There's a real problem which can occur if you stick too much to different roles in a co-dependent partnership (whether the roles follow standard stereotypes or not) - it's all well and good if you're both happy with them, but what happens when one of you becomes ill or worse? Perhaps it wouldn't matter so much if you lived in more of an extended family (or had staff!) than it does in typical 21stC UK households, but I reckon it's best to try to both keep your hand in across the board.

Joysmum · 19/06/2015 11:58

Joysmum - where in this thread anyone said that OP is wrong in liking who she is implying that her choice is wrong?

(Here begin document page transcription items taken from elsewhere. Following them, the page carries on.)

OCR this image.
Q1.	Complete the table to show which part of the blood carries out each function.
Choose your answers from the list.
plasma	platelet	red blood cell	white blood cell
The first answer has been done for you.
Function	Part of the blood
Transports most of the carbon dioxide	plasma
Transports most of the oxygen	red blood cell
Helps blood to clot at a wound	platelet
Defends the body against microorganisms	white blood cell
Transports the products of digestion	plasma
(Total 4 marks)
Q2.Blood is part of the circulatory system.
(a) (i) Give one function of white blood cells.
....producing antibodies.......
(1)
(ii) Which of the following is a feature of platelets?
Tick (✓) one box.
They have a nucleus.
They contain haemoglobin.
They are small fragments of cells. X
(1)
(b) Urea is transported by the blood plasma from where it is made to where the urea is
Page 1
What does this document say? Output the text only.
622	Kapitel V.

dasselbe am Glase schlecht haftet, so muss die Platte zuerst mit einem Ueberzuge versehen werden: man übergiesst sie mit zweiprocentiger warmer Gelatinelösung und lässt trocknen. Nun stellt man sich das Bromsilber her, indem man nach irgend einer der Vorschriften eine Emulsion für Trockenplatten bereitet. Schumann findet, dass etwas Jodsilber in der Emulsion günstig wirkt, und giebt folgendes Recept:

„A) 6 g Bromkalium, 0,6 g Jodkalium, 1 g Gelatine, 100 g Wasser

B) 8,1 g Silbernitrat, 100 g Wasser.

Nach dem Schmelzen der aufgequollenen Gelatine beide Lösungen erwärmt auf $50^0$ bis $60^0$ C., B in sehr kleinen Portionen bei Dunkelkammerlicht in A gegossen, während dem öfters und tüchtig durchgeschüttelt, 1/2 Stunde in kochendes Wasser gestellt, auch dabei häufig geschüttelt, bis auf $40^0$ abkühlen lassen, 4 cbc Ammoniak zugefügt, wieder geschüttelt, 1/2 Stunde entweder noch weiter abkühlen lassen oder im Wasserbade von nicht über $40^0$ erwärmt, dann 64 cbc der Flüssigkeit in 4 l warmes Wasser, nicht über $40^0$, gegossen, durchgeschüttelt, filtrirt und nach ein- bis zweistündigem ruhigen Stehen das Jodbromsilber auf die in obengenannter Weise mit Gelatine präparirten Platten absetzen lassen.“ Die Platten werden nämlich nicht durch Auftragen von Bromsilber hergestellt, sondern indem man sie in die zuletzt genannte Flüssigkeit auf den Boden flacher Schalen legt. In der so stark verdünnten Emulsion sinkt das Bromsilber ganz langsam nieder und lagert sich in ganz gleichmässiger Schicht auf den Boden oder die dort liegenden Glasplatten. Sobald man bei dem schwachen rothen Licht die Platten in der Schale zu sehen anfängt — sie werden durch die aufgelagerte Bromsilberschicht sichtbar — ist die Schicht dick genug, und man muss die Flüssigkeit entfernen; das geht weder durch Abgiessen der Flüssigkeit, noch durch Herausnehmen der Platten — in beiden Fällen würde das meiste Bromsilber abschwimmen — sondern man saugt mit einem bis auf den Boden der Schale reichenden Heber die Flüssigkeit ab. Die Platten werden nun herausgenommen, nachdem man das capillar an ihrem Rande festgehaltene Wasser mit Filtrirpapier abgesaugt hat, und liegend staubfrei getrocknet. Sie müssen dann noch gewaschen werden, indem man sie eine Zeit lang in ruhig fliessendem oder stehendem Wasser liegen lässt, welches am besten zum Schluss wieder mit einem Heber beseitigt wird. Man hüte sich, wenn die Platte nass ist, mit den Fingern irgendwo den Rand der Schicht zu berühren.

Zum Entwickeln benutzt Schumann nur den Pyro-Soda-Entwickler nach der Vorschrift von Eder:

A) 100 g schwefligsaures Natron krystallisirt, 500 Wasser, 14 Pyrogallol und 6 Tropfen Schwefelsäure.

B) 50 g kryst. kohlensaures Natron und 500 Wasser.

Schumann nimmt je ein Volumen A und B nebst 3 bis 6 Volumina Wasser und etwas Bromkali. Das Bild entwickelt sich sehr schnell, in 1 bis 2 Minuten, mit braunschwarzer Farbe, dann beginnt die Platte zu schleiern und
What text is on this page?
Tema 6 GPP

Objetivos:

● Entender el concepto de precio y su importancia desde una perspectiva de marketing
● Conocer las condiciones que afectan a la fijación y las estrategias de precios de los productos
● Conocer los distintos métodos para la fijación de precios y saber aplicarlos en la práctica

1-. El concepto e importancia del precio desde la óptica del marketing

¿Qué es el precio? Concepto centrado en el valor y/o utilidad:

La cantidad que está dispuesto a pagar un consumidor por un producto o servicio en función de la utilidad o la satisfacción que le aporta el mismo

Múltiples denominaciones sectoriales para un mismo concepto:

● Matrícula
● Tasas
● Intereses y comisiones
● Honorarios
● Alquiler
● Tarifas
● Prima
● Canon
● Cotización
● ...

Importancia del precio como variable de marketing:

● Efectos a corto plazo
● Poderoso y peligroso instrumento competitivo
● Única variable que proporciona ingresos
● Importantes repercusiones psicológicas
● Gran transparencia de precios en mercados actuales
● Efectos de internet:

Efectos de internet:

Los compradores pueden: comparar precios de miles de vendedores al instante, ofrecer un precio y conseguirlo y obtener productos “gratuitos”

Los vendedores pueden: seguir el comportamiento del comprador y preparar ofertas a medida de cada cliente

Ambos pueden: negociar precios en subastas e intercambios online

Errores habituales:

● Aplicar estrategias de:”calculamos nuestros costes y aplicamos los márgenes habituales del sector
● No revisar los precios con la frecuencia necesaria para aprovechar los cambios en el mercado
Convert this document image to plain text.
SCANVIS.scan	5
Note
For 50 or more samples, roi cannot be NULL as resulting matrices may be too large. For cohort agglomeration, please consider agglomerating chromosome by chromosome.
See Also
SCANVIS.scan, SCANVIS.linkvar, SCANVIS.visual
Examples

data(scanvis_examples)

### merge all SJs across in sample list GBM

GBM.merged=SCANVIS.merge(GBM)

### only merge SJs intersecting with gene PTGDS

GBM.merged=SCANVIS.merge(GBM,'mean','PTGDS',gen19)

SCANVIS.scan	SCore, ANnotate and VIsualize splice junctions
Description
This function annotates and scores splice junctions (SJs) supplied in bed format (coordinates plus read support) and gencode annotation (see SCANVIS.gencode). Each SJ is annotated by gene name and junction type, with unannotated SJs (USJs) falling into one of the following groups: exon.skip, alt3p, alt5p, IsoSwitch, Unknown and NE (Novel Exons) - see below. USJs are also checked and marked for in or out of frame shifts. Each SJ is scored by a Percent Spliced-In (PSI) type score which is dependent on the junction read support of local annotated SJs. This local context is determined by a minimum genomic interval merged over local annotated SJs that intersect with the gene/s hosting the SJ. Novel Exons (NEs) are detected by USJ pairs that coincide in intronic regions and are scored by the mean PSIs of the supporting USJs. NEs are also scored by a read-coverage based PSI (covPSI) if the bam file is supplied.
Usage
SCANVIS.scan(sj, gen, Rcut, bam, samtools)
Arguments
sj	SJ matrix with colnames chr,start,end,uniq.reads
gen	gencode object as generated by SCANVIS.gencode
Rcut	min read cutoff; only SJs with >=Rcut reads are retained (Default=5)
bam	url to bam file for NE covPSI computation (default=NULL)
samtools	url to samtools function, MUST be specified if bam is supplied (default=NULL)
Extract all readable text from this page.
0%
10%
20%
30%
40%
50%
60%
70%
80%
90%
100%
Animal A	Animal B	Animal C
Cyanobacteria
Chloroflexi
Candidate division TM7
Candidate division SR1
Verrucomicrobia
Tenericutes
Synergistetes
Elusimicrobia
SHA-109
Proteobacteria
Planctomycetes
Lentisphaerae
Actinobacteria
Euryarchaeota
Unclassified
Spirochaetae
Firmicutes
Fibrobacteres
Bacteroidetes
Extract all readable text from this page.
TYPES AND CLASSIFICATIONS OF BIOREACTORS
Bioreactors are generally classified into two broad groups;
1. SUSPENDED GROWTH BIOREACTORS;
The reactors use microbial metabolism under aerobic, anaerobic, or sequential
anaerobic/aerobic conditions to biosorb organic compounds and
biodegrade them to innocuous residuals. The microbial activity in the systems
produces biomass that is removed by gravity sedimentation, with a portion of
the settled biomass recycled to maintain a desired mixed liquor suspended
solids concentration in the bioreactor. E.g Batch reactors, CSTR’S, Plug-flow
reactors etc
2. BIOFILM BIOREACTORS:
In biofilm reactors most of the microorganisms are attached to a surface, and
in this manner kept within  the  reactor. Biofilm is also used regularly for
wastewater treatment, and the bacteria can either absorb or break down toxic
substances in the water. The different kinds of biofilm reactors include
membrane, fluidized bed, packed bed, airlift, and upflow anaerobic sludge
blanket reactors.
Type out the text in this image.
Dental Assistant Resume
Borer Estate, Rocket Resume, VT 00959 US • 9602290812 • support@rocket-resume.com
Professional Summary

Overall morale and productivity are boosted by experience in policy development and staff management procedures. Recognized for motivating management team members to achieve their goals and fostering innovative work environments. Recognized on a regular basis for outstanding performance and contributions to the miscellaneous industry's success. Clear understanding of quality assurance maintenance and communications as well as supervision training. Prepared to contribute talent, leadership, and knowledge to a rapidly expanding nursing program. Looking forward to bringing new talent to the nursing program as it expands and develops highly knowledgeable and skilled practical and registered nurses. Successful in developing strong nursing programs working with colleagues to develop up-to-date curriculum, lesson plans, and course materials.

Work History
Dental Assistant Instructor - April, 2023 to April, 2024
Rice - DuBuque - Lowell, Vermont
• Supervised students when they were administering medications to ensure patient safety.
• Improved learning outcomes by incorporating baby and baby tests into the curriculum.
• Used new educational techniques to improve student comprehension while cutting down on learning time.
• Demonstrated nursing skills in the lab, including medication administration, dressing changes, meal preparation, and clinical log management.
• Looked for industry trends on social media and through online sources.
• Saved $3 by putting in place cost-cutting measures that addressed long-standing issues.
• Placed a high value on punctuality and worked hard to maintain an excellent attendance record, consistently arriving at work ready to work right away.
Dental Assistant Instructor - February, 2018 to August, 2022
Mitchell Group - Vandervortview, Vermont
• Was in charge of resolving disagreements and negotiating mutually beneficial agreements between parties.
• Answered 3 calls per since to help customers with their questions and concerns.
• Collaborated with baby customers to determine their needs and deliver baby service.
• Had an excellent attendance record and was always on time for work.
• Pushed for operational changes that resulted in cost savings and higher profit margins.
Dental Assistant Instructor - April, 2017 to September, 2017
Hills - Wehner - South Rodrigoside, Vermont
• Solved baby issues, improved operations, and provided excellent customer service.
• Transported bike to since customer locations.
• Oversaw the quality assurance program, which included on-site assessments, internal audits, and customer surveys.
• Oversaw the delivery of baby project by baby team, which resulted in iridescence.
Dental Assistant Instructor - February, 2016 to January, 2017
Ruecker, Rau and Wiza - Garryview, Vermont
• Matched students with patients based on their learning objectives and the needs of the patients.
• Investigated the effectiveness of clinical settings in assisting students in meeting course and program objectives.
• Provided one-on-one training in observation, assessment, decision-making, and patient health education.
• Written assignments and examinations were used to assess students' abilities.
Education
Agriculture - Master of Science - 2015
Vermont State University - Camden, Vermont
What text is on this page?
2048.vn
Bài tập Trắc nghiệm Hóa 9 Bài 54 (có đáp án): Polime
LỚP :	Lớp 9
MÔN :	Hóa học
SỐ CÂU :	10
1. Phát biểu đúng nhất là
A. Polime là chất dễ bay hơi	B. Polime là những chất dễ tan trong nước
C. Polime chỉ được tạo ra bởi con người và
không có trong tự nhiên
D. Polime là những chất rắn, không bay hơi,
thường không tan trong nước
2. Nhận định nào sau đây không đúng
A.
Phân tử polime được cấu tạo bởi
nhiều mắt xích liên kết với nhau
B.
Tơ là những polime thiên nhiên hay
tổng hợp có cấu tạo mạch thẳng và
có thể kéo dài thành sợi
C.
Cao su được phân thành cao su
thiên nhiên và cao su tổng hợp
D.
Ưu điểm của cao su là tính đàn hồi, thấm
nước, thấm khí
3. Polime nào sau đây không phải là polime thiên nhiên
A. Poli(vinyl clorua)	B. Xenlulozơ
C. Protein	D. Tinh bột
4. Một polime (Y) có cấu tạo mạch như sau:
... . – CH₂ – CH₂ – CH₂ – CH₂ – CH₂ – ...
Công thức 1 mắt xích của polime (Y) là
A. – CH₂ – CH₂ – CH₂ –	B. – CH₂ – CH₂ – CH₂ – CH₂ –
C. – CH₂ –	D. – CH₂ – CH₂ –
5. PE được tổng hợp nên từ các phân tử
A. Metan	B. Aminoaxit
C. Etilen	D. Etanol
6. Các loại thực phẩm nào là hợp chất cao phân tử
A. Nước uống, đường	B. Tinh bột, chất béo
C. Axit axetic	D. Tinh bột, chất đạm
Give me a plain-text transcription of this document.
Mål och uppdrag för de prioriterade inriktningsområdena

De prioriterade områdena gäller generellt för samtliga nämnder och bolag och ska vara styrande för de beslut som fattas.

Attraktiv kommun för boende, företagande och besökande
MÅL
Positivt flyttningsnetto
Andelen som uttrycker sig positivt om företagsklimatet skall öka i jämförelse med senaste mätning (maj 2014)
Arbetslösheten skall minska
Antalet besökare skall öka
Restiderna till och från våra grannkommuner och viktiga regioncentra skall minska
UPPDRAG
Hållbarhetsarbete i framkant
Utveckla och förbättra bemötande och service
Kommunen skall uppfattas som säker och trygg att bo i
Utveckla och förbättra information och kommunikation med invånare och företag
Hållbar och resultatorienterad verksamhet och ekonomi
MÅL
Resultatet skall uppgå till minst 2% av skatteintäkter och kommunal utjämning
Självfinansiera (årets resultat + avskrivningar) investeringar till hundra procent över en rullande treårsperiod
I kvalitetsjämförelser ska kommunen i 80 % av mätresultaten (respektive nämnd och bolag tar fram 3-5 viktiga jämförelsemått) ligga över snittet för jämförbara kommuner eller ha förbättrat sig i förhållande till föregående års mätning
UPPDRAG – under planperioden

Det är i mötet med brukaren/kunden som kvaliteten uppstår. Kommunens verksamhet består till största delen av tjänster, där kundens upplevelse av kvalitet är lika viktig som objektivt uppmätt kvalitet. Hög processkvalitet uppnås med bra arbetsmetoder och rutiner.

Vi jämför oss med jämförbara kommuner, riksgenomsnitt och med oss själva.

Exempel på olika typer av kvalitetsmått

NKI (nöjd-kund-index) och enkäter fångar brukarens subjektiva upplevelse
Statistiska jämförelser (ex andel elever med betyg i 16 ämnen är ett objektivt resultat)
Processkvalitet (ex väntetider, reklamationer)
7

My post refers to actual real life personal experience. Wink

ErrolTheDragon · 19/06/2015 12:04

Joy - unfortunately there are always people who do this sort of thing - whether you fit the stereotypes or buck them. Or (as is probably the case for most of us) fit some and buck others!

JAPAB · 19/06/2015 12:49

pompodd
"JAPAB - why do you say that there was no "social construct" which conditioned our genetic ancestors? Extraordinary statement!

Surely in "cave man" days social conditioning was as strong if not stronger than nowadays. Indeed, part of our development as modern day homo sapiens was in no small part due to our ability to create and maintain complex social bonds, norms and attitudes etc. Basically our ability to organise ourselves. It happens all over the animal kingdom as well, of course. Primates, large cats, fish, insects - they all have social conditioning. In fact, I think science is only beginning to understand how complex and rich some of those animal societies are."

I somehow doubt that the reasons individual fish and insects and so on act out whatever parts they play in their "community", is because that individual has been indoctrinated from birth into think that this was their part. Because all the insect TV shows and media and conversations between older insects communicated these messages directly and indirectly, to the young.

Now sure social conditioning plays a part in us humans, but so too does 'hard wiring' (if that is the right term). I think it is wishful thinking to exclude either as playing a part in whatever generalisations that are observed.

Fearless91 · 19/06/2015 12:56

Haven't read the whole thread.

Yes I think men and women are completely different. Of course there are exceptions but I do think we are hardwired differently (I know some posters hate that). But I think it's ignorant to think we aren't.

Every other animal on the planet has natural instincts, preferences and ways of living. As humans we admit that. But when it comes to admitting that men and women aren't the same, a lot of people (usually women...) refuse to accept it.

cailindana · 19/06/2015 13:02

Genuine question fearless: If we accept that men and women are different, what does that mean? Does it mean men shouldn't do certain jobs? Does it mean women should stay at home with children?